Reputation: 1160
The Faker gem generates short, nonsense strings instead of what is described. For example, Faker::Job.title
generates "et"
. If I have a feature test that expects not to find a Faker-generated string on the page, chances are it's going to fail if the string is "et". Surely this is unexpected behaviour, as nobody in the world has the job title "et"
.
This is my code, the most recent time I checked it the title was as expected, but the role and category were not:
# frozen_string_literal: true
shared_context 'with signatory attributes' do
let(:first_name) { Faker::Name.first_name }
let(:last_name) { Faker::Name.last_name }
let(:email) { Faker::Internet.email }
let(:title) { Faker::Job.title }
let(:mobile) { Faker::Number.number(10) }
let(:employee_num) { Faker::Number.number(10) }
let(:role) { Faker::Job.title }
let(:category) { Faker::Job.title }
end
Upvotes: 1
Views: 917
Reputation: 5213
Looks like Faker isn’t set up to make realistic job titles. But it’s easy to make your own random job titles.

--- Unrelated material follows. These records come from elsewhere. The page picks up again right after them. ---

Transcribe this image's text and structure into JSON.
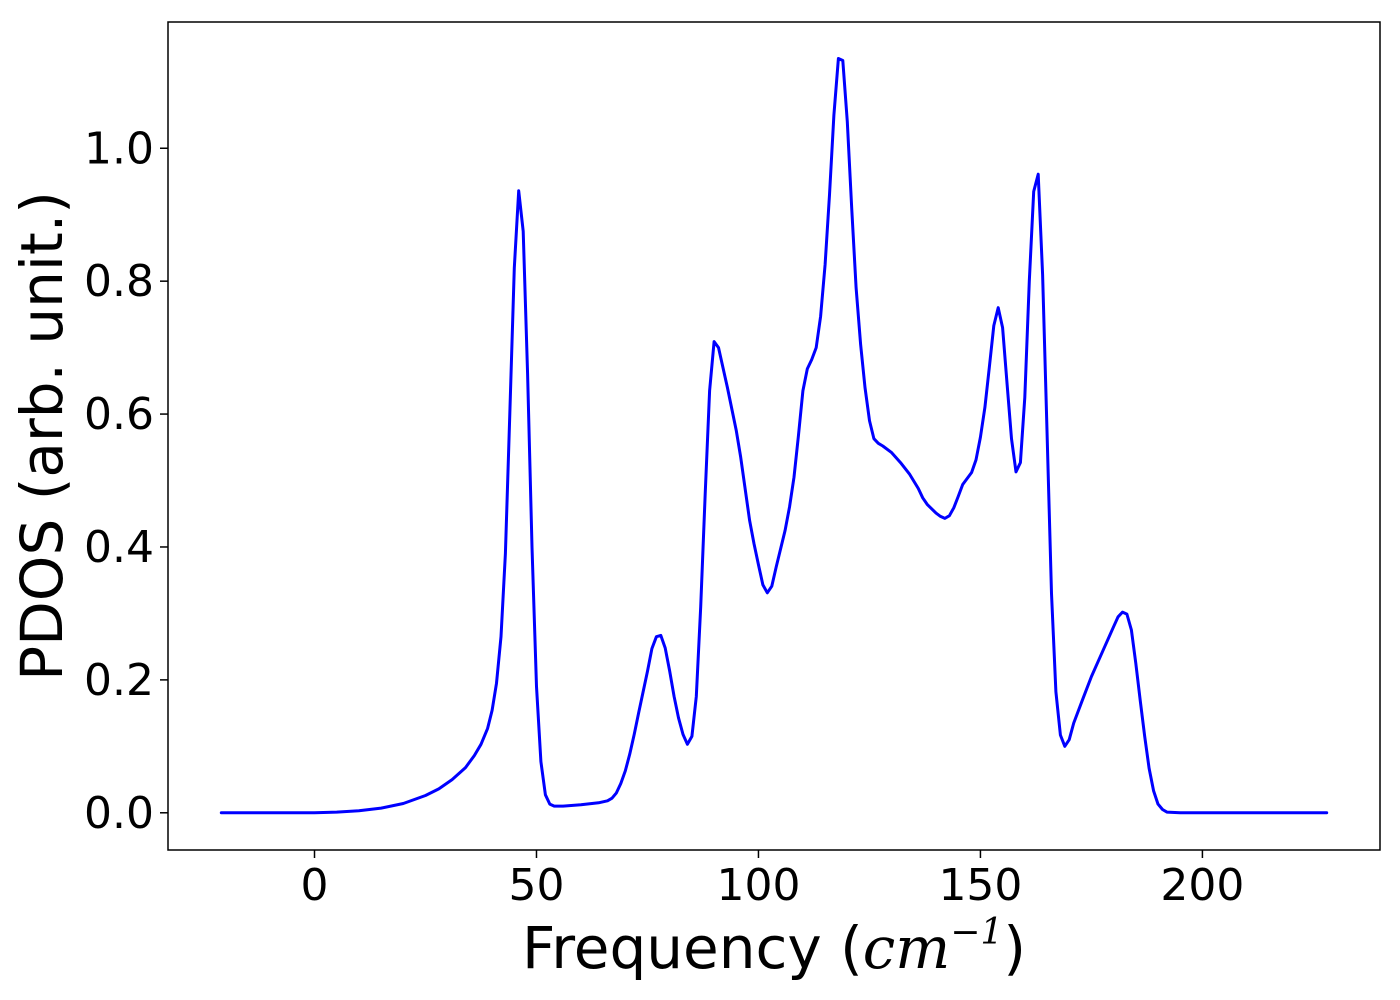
{
  "chart_data": {
    "type": "line",
    "xlabel_prefix": "Frequency (",
    "xlabel_unit": "cm",
    "xlabel_exponent": "−1",
    "xlabel_suffix": ")",
    "ylabel": "PDOS (arb. unit.)",
    "xlim": [
      -33,
      240
    ],
    "ylim": [
      -0.056,
      1.19
    ],
    "xticks": [
      0,
      50,
      100,
      150,
      200
    ],
    "yticks": [
      0.0,
      0.2,
      0.4,
      0.6,
      0.8,
      1.0
    ],
    "xtick_labels": [
      "0",
      "50",
      "100",
      "150",
      "200"
    ],
    "ytick_labels": [
      "0.0",
      "0.2",
      "0.4",
      "0.6",
      "0.8",
      "1.0"
    ],
    "grid": false,
    "series": [
      {
        "color": "#0000ff",
        "points": [
          [
            -21,
            0.0
          ],
          [
            -10,
            0.0
          ],
          [
            0,
            0.0
          ],
          [
            5,
            0.001
          ],
          [
            10,
            0.003
          ],
          [
            15,
            0.007
          ],
          [
            20,
            0.014
          ],
          [
            25,
            0.026
          ],
          [
            28,
            0.036
          ],
          [
            31,
            0.05
          ],
          [
            34,
            0.068
          ],
          [
            36,
            0.086
          ],
          [
            37.5,
            0.103
          ],
          [
            39,
            0.127
          ],
          [
            40,
            0.154
          ],
          [
            41,
            0.195
          ],
          [
            42,
            0.265
          ],
          [
            43,
            0.39
          ],
          [
            44,
            0.6
          ],
          [
            45,
            0.82
          ],
          [
            46,
            0.936
          ],
          [
            47,
            0.875
          ],
          [
            48,
            0.66
          ],
          [
            49,
            0.4
          ],
          [
            50,
            0.19
          ],
          [
            51,
            0.077
          ],
          [
            52,
            0.027
          ],
          [
            53,
            0.013
          ],
          [
            54,
            0.01
          ],
          [
            56,
            0.01
          ],
          [
            60,
            0.012
          ],
          [
            64,
            0.015
          ],
          [
            66,
            0.018
          ],
          [
            67,
            0.022
          ],
          [
            68,
            0.03
          ],
          [
            69,
            0.044
          ],
          [
            70,
            0.063
          ],
          [
            71,
            0.088
          ],
          [
            72,
            0.118
          ],
          [
            73,
            0.15
          ],
          [
            75,
            0.213
          ],
          [
            76,
            0.247
          ],
          [
            77,
            0.265
          ],
          [
            78,
            0.267
          ],
          [
            79,
            0.248
          ],
          [
            80,
            0.213
          ],
          [
            81,
            0.175
          ],
          [
            82,
            0.143
          ],
          [
            83,
            0.118
          ],
          [
            84,
            0.103
          ],
          [
            85,
            0.115
          ],
          [
            86,
            0.175
          ],
          [
            87,
            0.31
          ],
          [
            88,
            0.48
          ],
          [
            89,
            0.635
          ],
          [
            90,
            0.709
          ],
          [
            91,
            0.7
          ],
          [
            93,
            0.64
          ],
          [
            95,
            0.575
          ],
          [
            96,
            0.535
          ],
          [
            98,
            0.44
          ],
          [
            99,
            0.405
          ],
          [
            100,
            0.373
          ],
          [
            101,
            0.343
          ],
          [
            102,
            0.331
          ],
          [
            103,
            0.341
          ],
          [
            104,
            0.37
          ],
          [
            106,
            0.425
          ],
          [
            107,
            0.46
          ],
          [
            108,
            0.505
          ],
          [
            109,
            0.567
          ],
          [
            110,
            0.635
          ],
          [
            111,
            0.668
          ],
          [
            112,
            0.682
          ],
          [
            113,
            0.7
          ],
          [
            114,
            0.747
          ],
          [
            115,
            0.825
          ],
          [
            116,
            0.93
          ],
          [
            117,
            1.05
          ],
          [
            118,
            1.135
          ],
          [
            119,
            1.132
          ],
          [
            120,
            1.04
          ],
          [
            121,
            0.91
          ],
          [
            122,
            0.79
          ],
          [
            123,
            0.705
          ],
          [
            124,
            0.64
          ],
          [
            125,
            0.59
          ],
          [
            126,
            0.563
          ],
          [
            127,
            0.556
          ],
          [
            128,
            0.552
          ],
          [
            130,
            0.542
          ],
          [
            132,
            0.527
          ],
          [
            134,
            0.51
          ],
          [
            136,
            0.488
          ],
          [
            137,
            0.474
          ],
          [
            138,
            0.464
          ],
          [
            140,
            0.451
          ],
          [
            141,
            0.446
          ],
          [
            142,
            0.443
          ],
          [
            143,
            0.447
          ],
          [
            144,
            0.459
          ],
          [
            145,
            0.476
          ],
          [
            146,
            0.494
          ],
          [
            148,
            0.512
          ],
          [
            149,
            0.531
          ],
          [
            150,
            0.565
          ],
          [
            151,
            0.61
          ],
          [
            152,
            0.67
          ],
          [
            153,
            0.733
          ],
          [
            154,
            0.76
          ],
          [
            155,
            0.73
          ],
          [
            156,
            0.645
          ],
          [
            157,
            0.563
          ],
          [
            158,
            0.513
          ],
          [
            159,
            0.527
          ],
          [
            160,
            0.625
          ],
          [
            161,
            0.8
          ],
          [
            162,
            0.935
          ],
          [
            163,
            0.961
          ],
          [
            164,
            0.81
          ],
          [
            165,
            0.575
          ],
          [
            166,
            0.33
          ],
          [
            167,
            0.182
          ],
          [
            168,
            0.117
          ],
          [
            169,
            0.1
          ],
          [
            170,
            0.11
          ],
          [
            171,
            0.135
          ],
          [
            173,
            0.17
          ],
          [
            175,
            0.205
          ],
          [
            178,
            0.25
          ],
          [
            180,
            0.28
          ],
          [
            181,
            0.295
          ],
          [
            182,
            0.302
          ],
          [
            183,
            0.299
          ],
          [
            184,
            0.275
          ],
          [
            185,
            0.225
          ],
          [
            186,
            0.168
          ],
          [
            187,
            0.115
          ],
          [
            188,
            0.067
          ],
          [
            189,
            0.033
          ],
          [
            190,
            0.013
          ],
          [
            191,
            0.005
          ],
          [
            192,
            0.001
          ],
          [
            195,
            0.0
          ],
          [
            200,
            0.0
          ],
          [
            228,
            0.0
          ]
        ]
      }
    ]
  }
}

I would just sample your own custom array, like this:
let(:title) { %w[Admin Manager Engineer].sample }
Upvotes: 1
Reputation: 37
It seems like it pulls strings from its Lorem Ipsum String Set for some reason. Do you mind sharing your code?
Upvotes: 0
Reputation: 2214
You can use regex matcher with word boundaries instead of the short string only, but it is still not bullet-proof.
let(:first_name) { /\b#{Faker::Name.first_name}\b/ }
But maybe it is better to stub the attribute on model itself and raise an Error if it is called.